Pour que l’idée reste simple, le principal problème pour l’occidental-blanc est l’universalité. Pour le pouvoir blanc, rien ne peut être pour tout le monde, car si c’est pour tout le monde, alors personne ne peut le contrôler. L’occidental-blanc ne peut pas continuer à être le VIP du monde. Dans la structure mentale actuelle, « Nous, le peuple » ne peut pas vraiment être mis en œuvre dans sa totalité. Au lieu de cela, nous avons cette forme abstraite de démocratie, avec des limitations et des règles établies pour s’assurer que tout le monde ne peut pas voter, laissant beaucoup de gens sans voix et sans aucune représentation.
Si l’occidental-blanc veut apprendre et, surtout, appliquer la non-violence, s’il veut vraiment cesser d’utiliser la violence comme mode de vie, il doit commencer à modifier sa façon de fonctionner dans le monde, la façon dont il définit et dicte ce qui est et ce qui n’est pas. Le problème n’est pas le vaccin, mais sa distribution.
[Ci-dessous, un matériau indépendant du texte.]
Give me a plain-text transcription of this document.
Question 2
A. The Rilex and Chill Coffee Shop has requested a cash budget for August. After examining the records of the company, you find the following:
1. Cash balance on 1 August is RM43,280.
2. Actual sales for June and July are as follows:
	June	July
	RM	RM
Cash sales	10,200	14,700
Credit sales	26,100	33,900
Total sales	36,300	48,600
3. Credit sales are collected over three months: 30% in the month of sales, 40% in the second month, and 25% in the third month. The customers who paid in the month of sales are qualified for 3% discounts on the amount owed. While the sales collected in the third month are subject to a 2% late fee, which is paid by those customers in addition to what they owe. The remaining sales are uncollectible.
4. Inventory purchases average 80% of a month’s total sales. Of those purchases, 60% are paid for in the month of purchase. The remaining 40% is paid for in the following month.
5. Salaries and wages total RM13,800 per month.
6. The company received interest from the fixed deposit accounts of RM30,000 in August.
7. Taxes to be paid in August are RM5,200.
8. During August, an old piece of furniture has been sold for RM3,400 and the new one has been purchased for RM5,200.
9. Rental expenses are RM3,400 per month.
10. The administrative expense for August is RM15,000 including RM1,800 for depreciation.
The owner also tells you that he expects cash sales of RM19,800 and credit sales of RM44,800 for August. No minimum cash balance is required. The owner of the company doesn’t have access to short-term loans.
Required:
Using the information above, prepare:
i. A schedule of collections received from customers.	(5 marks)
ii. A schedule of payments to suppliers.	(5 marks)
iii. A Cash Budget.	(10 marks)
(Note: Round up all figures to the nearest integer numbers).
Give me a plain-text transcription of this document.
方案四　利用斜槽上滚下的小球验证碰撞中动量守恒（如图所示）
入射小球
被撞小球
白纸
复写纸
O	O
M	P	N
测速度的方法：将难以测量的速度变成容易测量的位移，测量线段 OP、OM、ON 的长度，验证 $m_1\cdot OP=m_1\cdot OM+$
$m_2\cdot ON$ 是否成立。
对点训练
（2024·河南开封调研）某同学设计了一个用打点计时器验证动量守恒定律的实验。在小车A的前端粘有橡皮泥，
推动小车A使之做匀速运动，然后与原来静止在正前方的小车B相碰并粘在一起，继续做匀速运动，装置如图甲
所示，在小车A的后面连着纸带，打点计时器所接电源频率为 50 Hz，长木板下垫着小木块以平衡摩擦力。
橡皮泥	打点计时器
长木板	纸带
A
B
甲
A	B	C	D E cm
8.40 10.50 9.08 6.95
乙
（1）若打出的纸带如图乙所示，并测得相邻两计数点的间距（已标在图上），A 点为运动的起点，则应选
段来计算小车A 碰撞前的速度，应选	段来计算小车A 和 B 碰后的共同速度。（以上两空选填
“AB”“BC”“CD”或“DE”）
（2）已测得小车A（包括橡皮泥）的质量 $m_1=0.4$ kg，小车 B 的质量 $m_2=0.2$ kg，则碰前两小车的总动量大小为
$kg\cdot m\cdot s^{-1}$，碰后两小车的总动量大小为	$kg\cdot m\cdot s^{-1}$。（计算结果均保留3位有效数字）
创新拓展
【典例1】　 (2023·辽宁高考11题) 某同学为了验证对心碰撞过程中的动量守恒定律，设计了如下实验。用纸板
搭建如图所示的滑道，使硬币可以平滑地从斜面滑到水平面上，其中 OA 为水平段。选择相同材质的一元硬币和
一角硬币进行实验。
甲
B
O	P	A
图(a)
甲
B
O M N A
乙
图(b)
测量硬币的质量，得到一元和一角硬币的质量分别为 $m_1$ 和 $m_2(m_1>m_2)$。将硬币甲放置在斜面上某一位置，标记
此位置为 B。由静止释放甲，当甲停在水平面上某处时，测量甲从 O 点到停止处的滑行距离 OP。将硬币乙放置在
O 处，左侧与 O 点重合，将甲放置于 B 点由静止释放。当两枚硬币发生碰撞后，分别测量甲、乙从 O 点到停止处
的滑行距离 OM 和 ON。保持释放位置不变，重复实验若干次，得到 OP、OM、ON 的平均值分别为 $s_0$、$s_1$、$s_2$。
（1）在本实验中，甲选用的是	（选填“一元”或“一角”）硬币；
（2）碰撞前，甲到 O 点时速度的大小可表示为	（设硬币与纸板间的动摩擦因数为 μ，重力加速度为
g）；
Le problème n’est pas l’argent, mais la concentration et le contrôle de celui-ci. Le problème n’est pas l’éducation, mais l’absence d’accès universel. Le problème n’est pas la politique, mais le fait que les politiciens essaient de rester au pouvoir à tout prix.
En ce moment, le choix pour l’occidental-blanc est soit de rejeter intentionnellement la croyance en la violence, soit de regarder la chute continue de notre société. « Nous, le peuple » doit devenir universel, car c’est là que réside l’avenir de l’humanité.